Quien atraviesa la plaza de La Concepción y sube las escalinatas del templo se encuentra, casi sin esperarlo, con el busto de José Rodríguez Moure. No es un monumento antiguo: su presencia es reciente, apenas de unos pocos años. Y quizá por eso mismo llama la atención. No pertenece al paisaje heredado, sino al que la ciudad ha querido crear a conciencia, como quien decide colocar una señal para no perder el rastro de su propia memoria. 

El bronce, con su pátina verde y su gesto sereno, no pretende solemnidad excesiva. Más bien mira de frente, con esa especie de discreción firme que tiene la gente que hizo mucho sin hacer ruido. Rodríguez Moure fue sacerdote, historiador, jurista y cronista de San Cristóbal de La Laguna. Y en una ciudad que a veces parece caminar con prisa sobre su propio pasado, él se dedicó a detener el tiempo, a custodiar nombres, genealogías, documentos, tradiciones, modos de vida. Fue, en cierto sentido, un tejedor paciente del relato común. 

Pero esta figura no se explica solo por sus crónicas. Rodríguez Moure tuvo también otro oficio silencioso: el de narrador. Su novela El ovillo o el novelo es un testimonio precioso de esa mezcla entre historia, costumbre y vida cotidiana que define a las Islas. En sus páginas no busca grandes gestas, sino aquello que verdaderamente construye una comunidad: los gestos pequeños, los personajes humildes, las escenas domésticas, los diálogos que huelen a calle, a mercado, a casa abierta. Su literatura respira identidad popular; completa, desde la imaginación, lo que la historiografía explica desde el archivo. 

Por eso resulta tan significativo que su busto se encuentre justo ahí, a la entrada de la Concepción: lugar de comienzos, de archivo vivo, de barrio que todavía conserva la respiración lenta de lo antiguo. Es un punto donde La Laguna se mira a sí misma sin prisas. El busto parece recordar, a quien pasa, que la historia no se reduce a fechas, y que la memoria no está guardada solo en libros: está en las personas que la aman, la escriben y la cuentan. 

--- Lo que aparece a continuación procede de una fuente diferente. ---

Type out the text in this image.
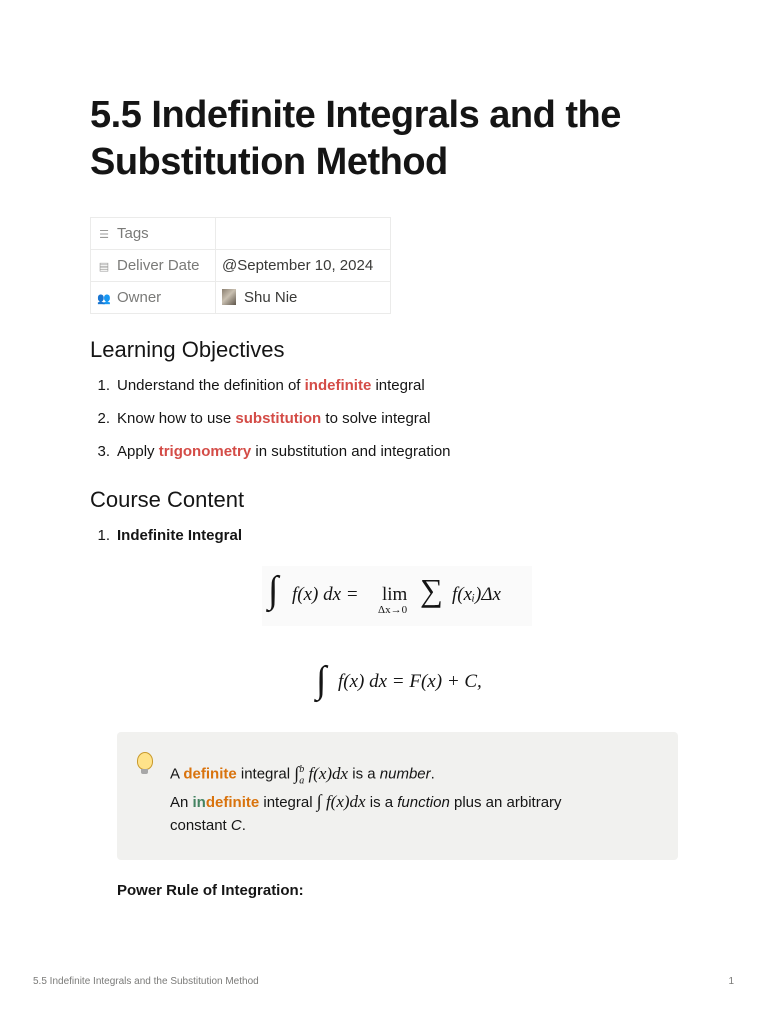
5.5 Indefinite Integrals and the Substitution Method
☰ Tags	
▤ Deliver Date	@September 10, 2024
👥 Owner	Shu Nie
Learning Objectives
1. Understand the definition of indefinite integral
2. Know how to use substitution to solve integral
3. Apply trigonometry in substitution and integration
Course Content
1. Indefinite Integral
∫ f(x) dx = lim
Δx→0
∑ f(xᵢ)Δx
∫ f(x) dx = F(x) + C,
A definite integral $\int_a^b$ f(x)dx is a number.
An indefinite integral ∫ f(x)dx is a function plus an arbitrary
constant C.

Power Rule of Integration:

5.5 Indefinite Integrals and the Substitution Method	1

La ciudad ha querido agradecerle su tarea con este monumento reciente. Los escudos grabados en el pedestal -del Ayuntamiento, de instituciones culturales, de hermandades- no son un adorno protocolario, sino un reconocimiento coral: La Laguna sabe que le debe parte de lo que sabe de sí misma. Porque para que una ciudad tenga identidad, alguien debe haberla recogido antes; para que sepamos quiénes somos, alguien debe haberlo escrito. 

Ante su rostro de bronce, uno siente que Rodríguez Moure continúa, de algún modo, ejerciendo de cronista. Observa a los vecinos que entran al templo, a los estudiantes que cruzan la plaza, a los turistas que levantan la vista hacia la torre. Y quizá piensa, como pensaba cuando escribía, que cada uno de ellos es un fragmento de una historia mayor, de ese ovillo que la ciudad sigue tejiendo día a día. 

En tiempos donde lo inmediato parece imponerse, su figura reciente -pero cargada de sentido- nos recuerda algo esencial: que La Laguna no es solo un lugar, sino un relato. Y que ese relato necesita custodios, como él, que lo sostengan para que no se disuelva.